Per la serie Un libro mi disse di seguito potete leggere le sempre argute riflessioni Nunzia Picariello sul libro Kafka e la bambola viaggiatrice di Jordi Sierra i Fabra.
Buona lettura!

 

Quando mi è stato chiesto di scrivere una recensione, ho cercato a lungo il libro adatto a essere ospitato in questo spazio che contiene sempre tanti spunti per riflettere, soprattutto, sulle possibilità che possiamo offrire a noi stessi, cambiando i nostri atteggiamenti. Per questo motivo volevo parlare di un libro che in qualche modo ne rispecchiasse la filosofia; un testo la cui chiave di lettura fosse appunto: la trasformazione.
Dopo diversi tentennamenti, ho cercato qualcosa nella letteratura per l’infanzia, un genere in cui ho sempre trovato saggezza e poesia. Mi sono allora ricordata che, la scorsa primavera, avevo letto Kafka e la bambola viaggiatrice di Jordi Sierra i Fabra.
La storia trae spunto da un racconto di Dora Dyamant, ultima compagna dello scrittore Franz Kafka. Un giorno, durante una delle sue consuete passeggiate al parco, lo scrittore incontrò una bambina di nome Elsi, disperata perché aveva perso la sua adorata bambola Brigida. Kafka rimase colpito dall’autentica disperazione della bambina: le lacrime e il dolore così cocente della piccola lo spinsero ad inventare una bugia per consolarla. La sua bambola non era persa: era solo partita per un viaggio. Le aveva scritto una lettera proprio per rassicurarla. Purtroppo, lui l’aveva dimenticata a casa. Kafka così diventò “il postino delle bambole” e l’indomani avrebbe recapitato a Elsi la prima delle tante lettere di Brigida.
Elsi, lettera dopo lettera, entra in un mondo fantastico: la sua bambola è diventata una viaggiatrice avventurosa che non ha paura del mondo. Se è così sicura di sé, Brigida lo deve alla sua padrona che le ha dato molto affetto, ma le ha anche permesso di crescere. E crescere significa scontrarsi con la perdita, accettare di lasciare indietro alcune cose. Affetti, il più delle volte.

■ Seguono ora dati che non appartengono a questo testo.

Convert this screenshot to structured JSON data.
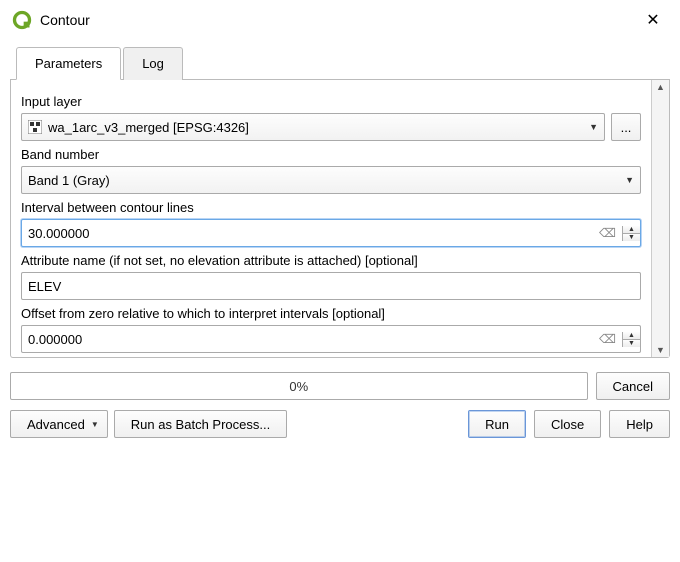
{
  "window": {
    "title": "Contour",
    "close_icon": "✕"
  },
  "tabs": {
    "parameters": "Parameters",
    "log": "Log",
    "active": "parameters"
  },
  "fields": {
    "input_layer": {
      "label": "Input layer",
      "value": "wa_1arc_v3_merged [EPSG:4326]",
      "browse": "..."
    },
    "band_number": {
      "label": "Band number",
      "value": "Band 1 (Gray)"
    },
    "interval": {
      "label": "Interval between contour lines",
      "value": "30.000000"
    },
    "attribute_name": {
      "label": "Attribute name (if not set, no elevation attribute is attached) [optional]",
      "value": "ELEV"
    },
    "offset": {
      "label": "Offset from zero relative to which to interpret intervals [optional]",
      "value": "0.000000"
    }
  },
  "progress": {
    "text": "0%"
  },
  "buttons": {
    "cancel": "Cancel",
    "advanced": "Advanced",
    "batch": "Run as Batch Process...",
    "run": "Run",
    "close": "Close",
    "help": "Help"
  },
  "icons": {
    "clear": "⌫",
    "dropdown": "▼",
    "up": "▲",
    "down": "▼"
  }
}
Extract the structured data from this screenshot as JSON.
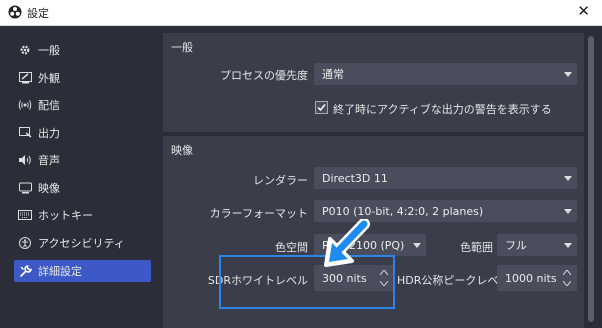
{
  "window": {
    "title": "設定",
    "close_glyph": "✕"
  },
  "sidebar": {
    "items": [
      {
        "label": "一般",
        "icon": "gear-icon"
      },
      {
        "label": "外観",
        "icon": "appearance-icon"
      },
      {
        "label": "配信",
        "icon": "stream-icon"
      },
      {
        "label": "出力",
        "icon": "output-icon"
      },
      {
        "label": "音声",
        "icon": "audio-icon"
      },
      {
        "label": "映像",
        "icon": "video-icon"
      },
      {
        "label": "ホットキー",
        "icon": "keyboard-icon"
      },
      {
        "label": "アクセシビリティ",
        "icon": "accessibility-icon"
      },
      {
        "label": "詳細設定",
        "icon": "wrench-icon"
      }
    ],
    "active": "詳細設定"
  },
  "general": {
    "title": "一般",
    "priority_label": "プロセスの優先度",
    "priority_value": "通常",
    "warn_checkbox_label": "終了時にアクティブな出力の警告を表示する",
    "warn_checked": true
  },
  "video": {
    "title": "映像",
    "renderer_label": "レンダラー",
    "renderer_value": "Direct3D 11",
    "color_format_label": "カラーフォーマット",
    "color_format_value": "P010 (10-bit, 4:2:0, 2 planes)",
    "color_space_label": "色空間",
    "color_space_value": "Rec. 2100 (PQ)",
    "color_range_label": "色範囲",
    "color_range_value": "フル",
    "sdr_white_label": "SDRホワイトレベル",
    "sdr_white_value": "300 nits",
    "hdr_peak_label": "HDR公称ピークレベル",
    "hdr_peak_value": "1000 nits"
  },
  "colors": {
    "accent": "#3c59c7",
    "highlight_box": "#2c86e8",
    "annotation_arrow": "#1e8bf0"
  }
}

La perdita è un sentimento difficile da comprendere per chiunque, figurarsi per una bambina, ma Jordi/Kafka provano a spiegarlo con rara delicatezza e poesia toccante.
Elsi, devi sapere che vivere significa andare sempre avanti, approfittare di ogni minuto, di ogni occasione e di ogni necessità. Anche tu lo farai tra qualche anno.
Ancora, crescere molto spesso significa affrontare l’ignoto. Allora, interviene la paura:
La paura è brutta e perversa, e limita la libertà. Chi ha paura non vive, agonizza. Brigida ha avuto te come maestra, la migliore. Tu le hai insegnato a non avere paura e ad affrontare la vita quand’era necessario.
Sono parole che seminano nella piccola un profondo senso di autostima e nello stesso tempo le danno gli strumenti per affrontare il lutto e la paura della solitudine. Ma sono anche parole universali, che risuonano simili nell’intimo di ciascun lettore, bambino o grande che sia. Perché tutti siamo chiamati a superare queste prove.
Jordi ha saputo cogliere l’essenza della storia di Kafka: qualsiasi cosa succeda, occorre tenere viva la speranza.
Se non avesse tenuto fede alla parola data e si fosse presentato all’appuntamento del giorno seguente senza la lettera promessa, Elsi avrebbe smesso di credere nella natura umana.
Era in gioco la speranza.
La cosa più sacra della vita.
E così, poco importa che, come afferma alla fine del libro lo scrittore, le lettere siano state inventate e non siano mai stati rintracciati documenti scritti sulla veridicità della storia. La poetica di questa piccola favola è intensa e sa donare ai lettori una luce con cui illuminare le strade buie in cui perdiamo le nostre (bambole) certezze. Una luce di speranza
E proprio nell’infanzia esiste il lieto fine. Ma è nell’età adulta che sono molto più necessari i postini in grado di ricevere lettere che soltanto un pazzo sarebbe capace di scrivere.
Questo è l’ultimo insegnamento che possiamo leggere nelle righe di Kafka e la bambola viaggiatrice: anche se sappiamo che non esiste il lieto fine, possiamo sempre scegliere la strada della “pazzia” e rendere le cose più leggere, per noi stessi e per gli altri.